A school trip is a great way to keep students excited about their learning! Room to Grow can facilitate an educational experience for your students. We have hosted students of various age levels and areas of interest. The following lesson plans are just examples of how a trip to Room to Grow could fit into your unit planning.
Example Field Trip Lesson Plans:
Grade 3 Science: Soils and Plant Growth
Overview: Students will feel/smell/touch a variety of soils, plant seeds, and transplant seedlings in a greenhouse environment.
Outcome 3-1-02: Students will observe, compare, and contrast the structure and appearance of several different types of plants.
Outcome 3-1-03: Students will show respect for plants as living things.
Outcome 3-1-10: Students will care for a flowering plant throughout its life cycle, tracking its growth and changes over time.

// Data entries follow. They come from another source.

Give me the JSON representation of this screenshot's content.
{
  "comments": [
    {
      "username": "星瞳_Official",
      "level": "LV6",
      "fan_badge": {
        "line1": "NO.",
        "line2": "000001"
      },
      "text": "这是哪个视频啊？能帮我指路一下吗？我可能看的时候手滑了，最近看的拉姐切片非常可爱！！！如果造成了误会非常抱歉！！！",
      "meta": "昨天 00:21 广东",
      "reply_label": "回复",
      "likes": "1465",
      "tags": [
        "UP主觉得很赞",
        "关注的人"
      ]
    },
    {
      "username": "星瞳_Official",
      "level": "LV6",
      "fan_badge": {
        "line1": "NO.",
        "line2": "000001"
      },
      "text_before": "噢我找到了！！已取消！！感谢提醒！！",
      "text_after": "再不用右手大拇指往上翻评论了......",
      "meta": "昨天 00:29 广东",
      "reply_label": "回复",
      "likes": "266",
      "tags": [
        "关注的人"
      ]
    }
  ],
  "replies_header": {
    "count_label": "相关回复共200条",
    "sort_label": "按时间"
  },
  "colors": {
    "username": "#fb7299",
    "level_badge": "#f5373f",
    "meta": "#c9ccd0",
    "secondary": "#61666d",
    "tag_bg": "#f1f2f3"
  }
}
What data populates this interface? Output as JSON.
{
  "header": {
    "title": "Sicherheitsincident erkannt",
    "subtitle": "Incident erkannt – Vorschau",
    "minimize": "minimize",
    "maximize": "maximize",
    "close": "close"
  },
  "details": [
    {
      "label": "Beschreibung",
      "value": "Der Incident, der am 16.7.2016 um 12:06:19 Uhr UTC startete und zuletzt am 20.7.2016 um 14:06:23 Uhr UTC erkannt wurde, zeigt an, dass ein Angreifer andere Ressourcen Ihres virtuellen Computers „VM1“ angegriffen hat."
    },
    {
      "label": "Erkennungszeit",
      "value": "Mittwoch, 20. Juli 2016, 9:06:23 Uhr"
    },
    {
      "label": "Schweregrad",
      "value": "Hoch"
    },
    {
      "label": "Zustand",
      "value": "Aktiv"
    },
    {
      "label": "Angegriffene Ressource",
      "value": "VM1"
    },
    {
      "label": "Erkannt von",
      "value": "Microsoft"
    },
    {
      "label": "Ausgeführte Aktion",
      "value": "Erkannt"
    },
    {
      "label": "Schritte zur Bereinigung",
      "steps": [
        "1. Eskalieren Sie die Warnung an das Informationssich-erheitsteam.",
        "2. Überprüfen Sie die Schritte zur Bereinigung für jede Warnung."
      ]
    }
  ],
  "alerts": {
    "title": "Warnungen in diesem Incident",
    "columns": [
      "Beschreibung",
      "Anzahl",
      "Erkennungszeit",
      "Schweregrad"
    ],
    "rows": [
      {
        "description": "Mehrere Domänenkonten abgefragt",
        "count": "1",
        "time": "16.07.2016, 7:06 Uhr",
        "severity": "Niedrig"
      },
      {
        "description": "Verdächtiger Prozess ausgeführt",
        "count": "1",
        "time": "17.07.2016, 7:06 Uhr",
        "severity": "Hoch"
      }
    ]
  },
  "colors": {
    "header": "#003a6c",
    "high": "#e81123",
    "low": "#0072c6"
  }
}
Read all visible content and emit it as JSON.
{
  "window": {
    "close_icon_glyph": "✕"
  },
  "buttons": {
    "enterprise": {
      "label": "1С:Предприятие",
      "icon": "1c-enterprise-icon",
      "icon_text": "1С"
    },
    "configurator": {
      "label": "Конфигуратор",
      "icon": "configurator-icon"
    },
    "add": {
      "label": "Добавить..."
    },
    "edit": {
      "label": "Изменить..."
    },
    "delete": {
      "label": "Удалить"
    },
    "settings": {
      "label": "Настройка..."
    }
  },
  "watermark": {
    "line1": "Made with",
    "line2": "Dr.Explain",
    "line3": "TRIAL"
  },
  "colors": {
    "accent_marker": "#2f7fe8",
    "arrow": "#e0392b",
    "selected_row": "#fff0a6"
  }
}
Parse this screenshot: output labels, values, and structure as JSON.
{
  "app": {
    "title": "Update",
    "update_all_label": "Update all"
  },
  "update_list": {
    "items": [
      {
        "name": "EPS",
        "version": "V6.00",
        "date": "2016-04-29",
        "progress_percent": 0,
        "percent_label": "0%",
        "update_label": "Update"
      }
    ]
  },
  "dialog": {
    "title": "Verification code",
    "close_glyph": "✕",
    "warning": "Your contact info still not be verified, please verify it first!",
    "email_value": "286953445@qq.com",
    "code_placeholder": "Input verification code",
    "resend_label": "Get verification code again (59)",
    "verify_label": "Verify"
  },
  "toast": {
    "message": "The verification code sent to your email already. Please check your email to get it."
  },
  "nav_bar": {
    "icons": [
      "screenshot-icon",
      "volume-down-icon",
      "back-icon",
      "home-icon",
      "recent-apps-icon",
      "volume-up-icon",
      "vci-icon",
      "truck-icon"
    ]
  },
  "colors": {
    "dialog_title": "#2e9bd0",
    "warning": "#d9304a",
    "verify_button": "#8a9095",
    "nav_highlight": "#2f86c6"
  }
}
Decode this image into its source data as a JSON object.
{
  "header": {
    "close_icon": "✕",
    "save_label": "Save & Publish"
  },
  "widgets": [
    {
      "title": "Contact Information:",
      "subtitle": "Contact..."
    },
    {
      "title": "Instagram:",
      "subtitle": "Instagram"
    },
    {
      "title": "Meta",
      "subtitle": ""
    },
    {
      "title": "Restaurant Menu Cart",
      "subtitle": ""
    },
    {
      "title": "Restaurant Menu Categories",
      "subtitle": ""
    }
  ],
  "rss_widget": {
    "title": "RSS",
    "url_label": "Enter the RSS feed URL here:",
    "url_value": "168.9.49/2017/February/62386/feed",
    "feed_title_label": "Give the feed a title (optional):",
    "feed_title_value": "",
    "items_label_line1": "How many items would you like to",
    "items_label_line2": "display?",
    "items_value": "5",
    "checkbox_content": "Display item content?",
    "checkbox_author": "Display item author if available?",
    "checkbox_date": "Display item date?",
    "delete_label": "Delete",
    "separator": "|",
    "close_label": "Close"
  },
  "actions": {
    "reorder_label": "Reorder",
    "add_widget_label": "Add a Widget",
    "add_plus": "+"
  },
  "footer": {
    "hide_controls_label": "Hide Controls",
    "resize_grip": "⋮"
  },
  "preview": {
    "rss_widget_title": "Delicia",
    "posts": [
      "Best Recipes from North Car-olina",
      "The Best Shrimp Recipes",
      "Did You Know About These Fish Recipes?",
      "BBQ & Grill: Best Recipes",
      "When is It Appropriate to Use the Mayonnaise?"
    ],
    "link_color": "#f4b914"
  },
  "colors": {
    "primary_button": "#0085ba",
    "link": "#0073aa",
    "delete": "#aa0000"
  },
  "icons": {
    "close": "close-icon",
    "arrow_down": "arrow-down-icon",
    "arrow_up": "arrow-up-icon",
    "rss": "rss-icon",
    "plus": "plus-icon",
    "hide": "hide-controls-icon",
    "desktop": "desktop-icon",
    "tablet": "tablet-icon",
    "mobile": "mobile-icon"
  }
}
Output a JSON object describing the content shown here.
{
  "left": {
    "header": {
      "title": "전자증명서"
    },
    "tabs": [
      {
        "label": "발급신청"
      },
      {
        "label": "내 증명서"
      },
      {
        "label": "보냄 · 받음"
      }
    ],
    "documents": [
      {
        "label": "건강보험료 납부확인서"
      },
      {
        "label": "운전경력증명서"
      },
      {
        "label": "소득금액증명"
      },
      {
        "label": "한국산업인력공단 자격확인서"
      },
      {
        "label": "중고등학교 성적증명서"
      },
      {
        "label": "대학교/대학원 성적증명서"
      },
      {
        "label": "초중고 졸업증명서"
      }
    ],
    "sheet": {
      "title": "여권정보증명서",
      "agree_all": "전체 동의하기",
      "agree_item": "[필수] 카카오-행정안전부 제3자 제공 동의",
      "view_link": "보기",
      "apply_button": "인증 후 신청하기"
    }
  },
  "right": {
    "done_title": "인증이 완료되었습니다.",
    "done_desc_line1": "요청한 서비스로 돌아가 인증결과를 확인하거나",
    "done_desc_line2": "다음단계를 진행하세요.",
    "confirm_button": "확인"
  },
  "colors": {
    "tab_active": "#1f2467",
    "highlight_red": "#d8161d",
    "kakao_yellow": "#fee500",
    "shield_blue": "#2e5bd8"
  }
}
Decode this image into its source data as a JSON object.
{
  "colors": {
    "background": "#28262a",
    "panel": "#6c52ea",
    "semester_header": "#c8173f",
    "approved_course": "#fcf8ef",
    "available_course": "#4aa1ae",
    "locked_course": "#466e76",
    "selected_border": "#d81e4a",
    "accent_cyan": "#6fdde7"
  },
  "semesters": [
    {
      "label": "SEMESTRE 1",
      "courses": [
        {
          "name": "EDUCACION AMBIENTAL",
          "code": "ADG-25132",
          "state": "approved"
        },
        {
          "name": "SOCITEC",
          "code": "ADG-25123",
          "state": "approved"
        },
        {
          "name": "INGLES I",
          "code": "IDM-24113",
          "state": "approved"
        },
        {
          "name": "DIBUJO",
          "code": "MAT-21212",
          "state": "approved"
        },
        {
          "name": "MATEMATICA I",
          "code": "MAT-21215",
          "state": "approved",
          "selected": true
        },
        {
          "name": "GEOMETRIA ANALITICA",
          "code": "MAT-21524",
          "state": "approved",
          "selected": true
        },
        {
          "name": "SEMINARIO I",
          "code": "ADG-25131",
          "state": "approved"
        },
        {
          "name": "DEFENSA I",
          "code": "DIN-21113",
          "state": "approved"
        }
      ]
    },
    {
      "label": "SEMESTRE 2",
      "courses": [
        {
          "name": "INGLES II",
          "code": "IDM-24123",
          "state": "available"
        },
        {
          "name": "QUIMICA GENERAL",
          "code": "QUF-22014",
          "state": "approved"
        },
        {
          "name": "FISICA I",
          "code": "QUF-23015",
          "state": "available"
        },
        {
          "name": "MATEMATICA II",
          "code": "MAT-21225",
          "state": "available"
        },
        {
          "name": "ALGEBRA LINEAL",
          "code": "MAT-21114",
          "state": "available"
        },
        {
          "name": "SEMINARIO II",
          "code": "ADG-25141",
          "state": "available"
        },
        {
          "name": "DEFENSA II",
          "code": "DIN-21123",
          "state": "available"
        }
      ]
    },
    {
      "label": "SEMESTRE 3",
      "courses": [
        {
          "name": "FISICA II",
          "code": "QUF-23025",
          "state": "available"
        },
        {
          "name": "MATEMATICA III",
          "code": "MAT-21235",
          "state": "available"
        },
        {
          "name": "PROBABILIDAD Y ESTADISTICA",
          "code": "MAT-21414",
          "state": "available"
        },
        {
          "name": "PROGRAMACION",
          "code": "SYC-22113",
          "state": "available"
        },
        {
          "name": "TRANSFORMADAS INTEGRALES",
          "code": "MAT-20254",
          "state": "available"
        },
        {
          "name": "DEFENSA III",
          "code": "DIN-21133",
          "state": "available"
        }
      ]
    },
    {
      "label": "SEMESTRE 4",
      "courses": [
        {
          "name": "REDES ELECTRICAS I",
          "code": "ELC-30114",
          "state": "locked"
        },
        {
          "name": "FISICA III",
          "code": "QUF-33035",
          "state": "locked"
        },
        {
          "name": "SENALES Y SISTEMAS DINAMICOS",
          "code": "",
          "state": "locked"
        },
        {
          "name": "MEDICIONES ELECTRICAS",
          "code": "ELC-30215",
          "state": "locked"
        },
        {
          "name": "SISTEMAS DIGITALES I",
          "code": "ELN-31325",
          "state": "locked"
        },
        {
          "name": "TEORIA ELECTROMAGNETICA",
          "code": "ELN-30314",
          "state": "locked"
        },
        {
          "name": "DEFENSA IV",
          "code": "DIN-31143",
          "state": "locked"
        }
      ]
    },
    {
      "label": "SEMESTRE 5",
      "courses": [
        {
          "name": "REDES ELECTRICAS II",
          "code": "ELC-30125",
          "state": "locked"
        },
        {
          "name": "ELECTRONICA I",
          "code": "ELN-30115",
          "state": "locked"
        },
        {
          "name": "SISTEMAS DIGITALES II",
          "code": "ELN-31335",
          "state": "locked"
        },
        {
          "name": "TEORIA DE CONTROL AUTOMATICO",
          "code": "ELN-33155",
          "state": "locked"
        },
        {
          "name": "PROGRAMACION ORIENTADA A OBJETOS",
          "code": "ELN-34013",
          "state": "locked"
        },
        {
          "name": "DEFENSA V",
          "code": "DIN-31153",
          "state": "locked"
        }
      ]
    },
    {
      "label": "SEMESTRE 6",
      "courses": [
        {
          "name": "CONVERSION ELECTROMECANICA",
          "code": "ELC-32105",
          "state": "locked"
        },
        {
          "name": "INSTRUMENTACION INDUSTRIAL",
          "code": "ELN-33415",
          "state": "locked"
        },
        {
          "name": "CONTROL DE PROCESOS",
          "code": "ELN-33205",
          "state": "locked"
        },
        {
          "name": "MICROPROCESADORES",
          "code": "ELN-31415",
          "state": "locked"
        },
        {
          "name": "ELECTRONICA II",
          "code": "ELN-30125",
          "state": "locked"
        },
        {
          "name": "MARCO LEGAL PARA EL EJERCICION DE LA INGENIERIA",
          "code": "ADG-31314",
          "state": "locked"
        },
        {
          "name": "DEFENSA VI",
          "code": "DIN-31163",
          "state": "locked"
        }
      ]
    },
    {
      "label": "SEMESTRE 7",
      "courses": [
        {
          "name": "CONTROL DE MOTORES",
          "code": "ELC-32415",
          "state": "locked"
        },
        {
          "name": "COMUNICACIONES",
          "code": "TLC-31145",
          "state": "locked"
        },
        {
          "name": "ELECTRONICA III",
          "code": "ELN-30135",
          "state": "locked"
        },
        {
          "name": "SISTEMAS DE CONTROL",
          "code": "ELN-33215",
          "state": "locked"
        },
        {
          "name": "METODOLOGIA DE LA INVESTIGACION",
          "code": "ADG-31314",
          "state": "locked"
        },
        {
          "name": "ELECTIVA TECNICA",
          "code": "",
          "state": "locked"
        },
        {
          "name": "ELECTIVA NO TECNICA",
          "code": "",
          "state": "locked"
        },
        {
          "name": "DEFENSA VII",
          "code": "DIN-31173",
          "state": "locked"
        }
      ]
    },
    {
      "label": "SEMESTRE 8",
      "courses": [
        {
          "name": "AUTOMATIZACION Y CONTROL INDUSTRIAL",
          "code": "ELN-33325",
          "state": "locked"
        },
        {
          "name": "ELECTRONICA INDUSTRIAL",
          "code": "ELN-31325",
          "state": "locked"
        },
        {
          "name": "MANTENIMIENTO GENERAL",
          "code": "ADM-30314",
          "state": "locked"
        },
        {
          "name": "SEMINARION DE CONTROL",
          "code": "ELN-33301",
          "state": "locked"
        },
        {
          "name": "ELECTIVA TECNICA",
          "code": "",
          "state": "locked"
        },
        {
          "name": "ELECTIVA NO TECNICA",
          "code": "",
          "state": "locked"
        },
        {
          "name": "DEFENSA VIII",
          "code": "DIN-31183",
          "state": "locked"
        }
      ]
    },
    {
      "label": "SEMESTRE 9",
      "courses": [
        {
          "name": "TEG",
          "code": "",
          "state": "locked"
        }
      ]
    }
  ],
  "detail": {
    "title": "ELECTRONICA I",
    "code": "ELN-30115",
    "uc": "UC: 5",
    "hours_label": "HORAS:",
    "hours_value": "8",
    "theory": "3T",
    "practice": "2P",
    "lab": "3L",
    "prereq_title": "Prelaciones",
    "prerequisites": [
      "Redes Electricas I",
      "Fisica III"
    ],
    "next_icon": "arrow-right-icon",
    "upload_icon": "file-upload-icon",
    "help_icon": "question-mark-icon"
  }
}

Outcome 3-4-02: Students will identify and describe components of soil samples collected at different locations and depths.
Materials: Greenhouse, black soil, compost, sand, flax straw, peat moss, vegetable and flower seeds, pots, water, vegetable and flower seedlings.
Introduction: Students will walk through the greenhouse, observing the different types of plants that are growing and the different stages that the plants are at. They will see the soil mixer, germination incubator, the transplanting area, and the various plants set out to grow.
Students will raise any questions that they have about the greenhouse tour, and discuss answers together.
Students will be able to feel a sample of black soil, compost, sand, and broken down flax straw.
We will discuss where these soil ingredients come from, and what they contribute to a healthy soil mix.
Students will plant a seed of their choice into a soil mix, and water it.
Students will transplant a seedling of their choice into a larger pot, and water it.
Care of growing plants will be discussed, including the importance of water and sunlight.
Students will be able to take their plants with them and continue to care for them at home or at school.
Evaluation: Students will care for their plants until they can be transplanted into their home gardens, or until they flower or produce fruit in class.
Conclusion: The class can end with a tour of a garden where the plants are already growing outdoors, or with a review of taking care of their plants.
Title: Grade 8 Science: Alternative Forms of Energy
Overview: Students will tour a house made of straw bales and a house made from a recycled church, and view solar and wind power in action, a wood boiler heating system, composting toilet, and other examples of sustainable living.
Outcome 2 a) Students will differentiate between renewable and non-renewable resources.
Outcome 6 a,b,c) Students will define solar energy, differentiate between passive and active solar energy, and discuss the advantages and disadvantages of producing electricity from solar energy.
Outcome 9 a,b) Students will describe how the wind can be a source of energy, and discuss advantages and disadvantages of wind energy.
Materials: Straw bale house, recycled church house, solar power, wind power, wood boiler, composting toilet, ‘hot’ box, etc.
Introduction: Students will be given a tour of the straw bale house and of the recycled church house.
Students will hear the rationale of building choices that were made, and will ask questions as they arise.
Students will see a variety of other energy saving devices, including a composting toilet and ‘hot’ box that cooks food without a continuous source of heat.
Students will respond to their observations and discuss pros and cons of using these devices.
Evaluation: Students will return to school, and design a model of a home, making energy choices, and offering a written rationale for their choices.
Conclusion: The lesson will conclude with a tour of the conservation dam and interaction with whatever puppies and kittens we happen to have at the time.
Title: Appreciating Habitats of Wild Animals, Birds and Insects.
Overview: Students will get up close with a variety of habitat – beaver, ants, horses, mushrooms, deer, human – and discuss how their needs and offerings differ to form a complex community of communities.